Now let me turn to the past and present generations who assisted me in bringing the idea of this book to fruition. I salute Catherine Keller of Drew University, who read a draft of chapter 4 and blessed me with her gifts and insights that improved its quality. I am also grateful to Boston University School of Theology colleagues in the Track 2 Theology and Ethics colloquium who read and commented on chapters 1 and 4. Erica Ramirez, doctoral candidate at Drew University travelled all the way from New Orleans, where she was living with her family, to attend the colloquium on Wednesday, December 2, 2015 when I presented chapter 1. Erica, thanks for your enthusiastic support of my scholarship. The editors and staff of the State University of New York Press, Christopher Ahn, Chelsea Miller, Diane Ganeles, and Dana Foote did great service to the cause of publishing this book, a service that models what good editors should be. I also wish to thank Douglas L. Donkel, editor of the SUNY series in Theology and Continental Thought, for his support. Thanks to Ms.
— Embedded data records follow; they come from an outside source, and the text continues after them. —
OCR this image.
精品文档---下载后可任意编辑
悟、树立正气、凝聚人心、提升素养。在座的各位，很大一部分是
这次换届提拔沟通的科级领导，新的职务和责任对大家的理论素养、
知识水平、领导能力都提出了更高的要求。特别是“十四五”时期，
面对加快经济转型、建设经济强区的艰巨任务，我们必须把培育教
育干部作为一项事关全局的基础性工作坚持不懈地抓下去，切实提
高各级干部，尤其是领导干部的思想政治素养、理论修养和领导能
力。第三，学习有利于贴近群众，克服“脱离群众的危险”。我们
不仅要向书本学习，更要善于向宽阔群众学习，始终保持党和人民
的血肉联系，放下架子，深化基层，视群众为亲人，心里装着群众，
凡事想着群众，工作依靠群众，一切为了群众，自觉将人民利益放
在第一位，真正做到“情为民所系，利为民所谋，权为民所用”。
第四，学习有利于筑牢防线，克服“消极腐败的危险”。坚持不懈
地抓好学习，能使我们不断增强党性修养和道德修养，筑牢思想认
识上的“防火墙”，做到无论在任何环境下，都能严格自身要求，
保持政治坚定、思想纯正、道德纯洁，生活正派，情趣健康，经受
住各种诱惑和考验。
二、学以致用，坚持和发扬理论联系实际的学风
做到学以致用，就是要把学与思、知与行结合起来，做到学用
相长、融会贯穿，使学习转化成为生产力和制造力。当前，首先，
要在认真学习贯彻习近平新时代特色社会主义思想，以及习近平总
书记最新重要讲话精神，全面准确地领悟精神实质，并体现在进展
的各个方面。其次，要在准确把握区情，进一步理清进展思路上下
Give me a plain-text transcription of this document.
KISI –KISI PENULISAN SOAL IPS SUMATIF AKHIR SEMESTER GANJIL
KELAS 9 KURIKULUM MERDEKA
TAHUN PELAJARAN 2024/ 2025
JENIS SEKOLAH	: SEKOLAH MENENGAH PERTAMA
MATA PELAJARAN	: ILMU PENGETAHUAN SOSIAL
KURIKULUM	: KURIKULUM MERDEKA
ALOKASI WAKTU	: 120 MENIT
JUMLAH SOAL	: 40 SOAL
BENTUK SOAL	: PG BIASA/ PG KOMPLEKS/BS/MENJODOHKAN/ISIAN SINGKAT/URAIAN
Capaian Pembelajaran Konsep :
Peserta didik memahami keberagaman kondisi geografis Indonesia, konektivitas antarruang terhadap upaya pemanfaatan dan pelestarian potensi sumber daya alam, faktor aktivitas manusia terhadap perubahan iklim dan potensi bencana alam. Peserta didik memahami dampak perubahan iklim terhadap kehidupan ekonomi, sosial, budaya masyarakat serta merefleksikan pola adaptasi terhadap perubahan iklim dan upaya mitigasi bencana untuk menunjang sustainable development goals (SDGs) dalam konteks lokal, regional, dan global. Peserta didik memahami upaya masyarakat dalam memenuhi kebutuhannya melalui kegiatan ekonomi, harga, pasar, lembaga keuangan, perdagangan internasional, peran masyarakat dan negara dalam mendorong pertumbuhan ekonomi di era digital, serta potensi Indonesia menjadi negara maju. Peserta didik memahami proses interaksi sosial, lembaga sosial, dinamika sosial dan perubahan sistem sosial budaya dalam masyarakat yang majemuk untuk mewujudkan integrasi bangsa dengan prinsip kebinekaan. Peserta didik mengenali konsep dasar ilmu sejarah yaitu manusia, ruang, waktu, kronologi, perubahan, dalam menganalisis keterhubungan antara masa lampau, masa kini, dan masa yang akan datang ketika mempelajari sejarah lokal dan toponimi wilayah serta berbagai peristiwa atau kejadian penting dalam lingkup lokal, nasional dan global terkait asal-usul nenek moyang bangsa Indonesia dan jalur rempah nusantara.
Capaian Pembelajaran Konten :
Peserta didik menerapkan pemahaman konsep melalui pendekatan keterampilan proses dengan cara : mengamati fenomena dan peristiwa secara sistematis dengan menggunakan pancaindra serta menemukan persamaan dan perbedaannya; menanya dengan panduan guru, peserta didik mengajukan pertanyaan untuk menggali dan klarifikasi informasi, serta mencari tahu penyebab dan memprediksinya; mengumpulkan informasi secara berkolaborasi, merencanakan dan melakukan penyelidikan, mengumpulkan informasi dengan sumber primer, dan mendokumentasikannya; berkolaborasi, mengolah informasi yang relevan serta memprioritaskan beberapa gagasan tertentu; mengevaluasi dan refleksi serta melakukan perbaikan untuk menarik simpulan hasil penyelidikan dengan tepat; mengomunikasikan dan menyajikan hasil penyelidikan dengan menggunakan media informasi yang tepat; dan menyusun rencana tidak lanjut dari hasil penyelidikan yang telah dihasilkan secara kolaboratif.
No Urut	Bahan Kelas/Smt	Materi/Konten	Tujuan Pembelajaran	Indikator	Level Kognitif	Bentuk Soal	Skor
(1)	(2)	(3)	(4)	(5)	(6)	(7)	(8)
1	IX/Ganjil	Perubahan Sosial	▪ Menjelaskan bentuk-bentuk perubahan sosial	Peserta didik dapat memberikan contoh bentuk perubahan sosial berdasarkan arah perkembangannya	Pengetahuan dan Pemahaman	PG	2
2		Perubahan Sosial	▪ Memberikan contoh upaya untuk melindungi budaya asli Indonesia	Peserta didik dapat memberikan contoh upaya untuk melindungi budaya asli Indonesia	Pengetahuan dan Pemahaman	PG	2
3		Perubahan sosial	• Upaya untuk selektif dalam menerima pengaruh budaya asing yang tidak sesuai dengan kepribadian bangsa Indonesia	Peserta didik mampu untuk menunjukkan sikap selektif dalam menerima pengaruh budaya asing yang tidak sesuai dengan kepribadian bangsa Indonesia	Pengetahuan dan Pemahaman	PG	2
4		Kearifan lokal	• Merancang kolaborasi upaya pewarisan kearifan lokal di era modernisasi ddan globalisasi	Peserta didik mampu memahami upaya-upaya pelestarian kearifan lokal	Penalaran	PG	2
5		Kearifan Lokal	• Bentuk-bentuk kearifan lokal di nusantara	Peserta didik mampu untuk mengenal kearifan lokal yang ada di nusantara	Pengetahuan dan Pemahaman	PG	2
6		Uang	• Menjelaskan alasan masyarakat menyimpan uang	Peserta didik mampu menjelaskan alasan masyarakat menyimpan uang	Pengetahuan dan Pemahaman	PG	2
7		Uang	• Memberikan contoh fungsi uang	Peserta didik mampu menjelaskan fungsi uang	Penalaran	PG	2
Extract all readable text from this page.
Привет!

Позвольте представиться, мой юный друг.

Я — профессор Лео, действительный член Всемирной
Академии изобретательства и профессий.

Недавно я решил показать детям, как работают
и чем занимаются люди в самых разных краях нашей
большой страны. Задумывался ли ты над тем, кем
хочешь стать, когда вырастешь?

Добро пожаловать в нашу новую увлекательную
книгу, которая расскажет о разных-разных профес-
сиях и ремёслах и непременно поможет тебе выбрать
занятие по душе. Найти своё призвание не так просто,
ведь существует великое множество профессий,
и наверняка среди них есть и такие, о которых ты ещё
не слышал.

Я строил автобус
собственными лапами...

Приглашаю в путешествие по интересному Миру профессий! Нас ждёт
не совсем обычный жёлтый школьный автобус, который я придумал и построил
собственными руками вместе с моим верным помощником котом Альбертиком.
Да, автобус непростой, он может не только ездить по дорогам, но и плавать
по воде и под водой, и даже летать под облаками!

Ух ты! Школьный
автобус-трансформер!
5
Itohan Mercy Idumwonyi of Rice University for finding time to prepare the index amid writing her dissertation.
I also acknowledge all my teachers, past and present, in formal and informal settings, who helped to form and inspire me to work at the uncomfortable intersectionality of disciplines. I am a scholar on the boundary. I work on the boundaries of economics and ethics, economics and religion, economics and philosophy, ethics and theology, philosophy and theology, social history and ethics, social sciences and theology, and present and not-yet-present knowledges. My thinking always functions at an interstitial site, wrestling in a contact zone of disciplines that is neither/nor. This is a site that opposes binary opposition, oscillating between spheres of knowledge. It is the fragile, fleeting, and slippery para-site of erotic, new, refreshing insights and lights. I am talking of the uncanny non-place that promises to birth the underivably new in history. My soul finds deep peace at this frontier, the edge of knowledge that is always approaching and withdrawing approach. This book reflects this orientation of my scholarship. And I thank you, the reader, for your forbearance in walking and working with me in this unhomely space.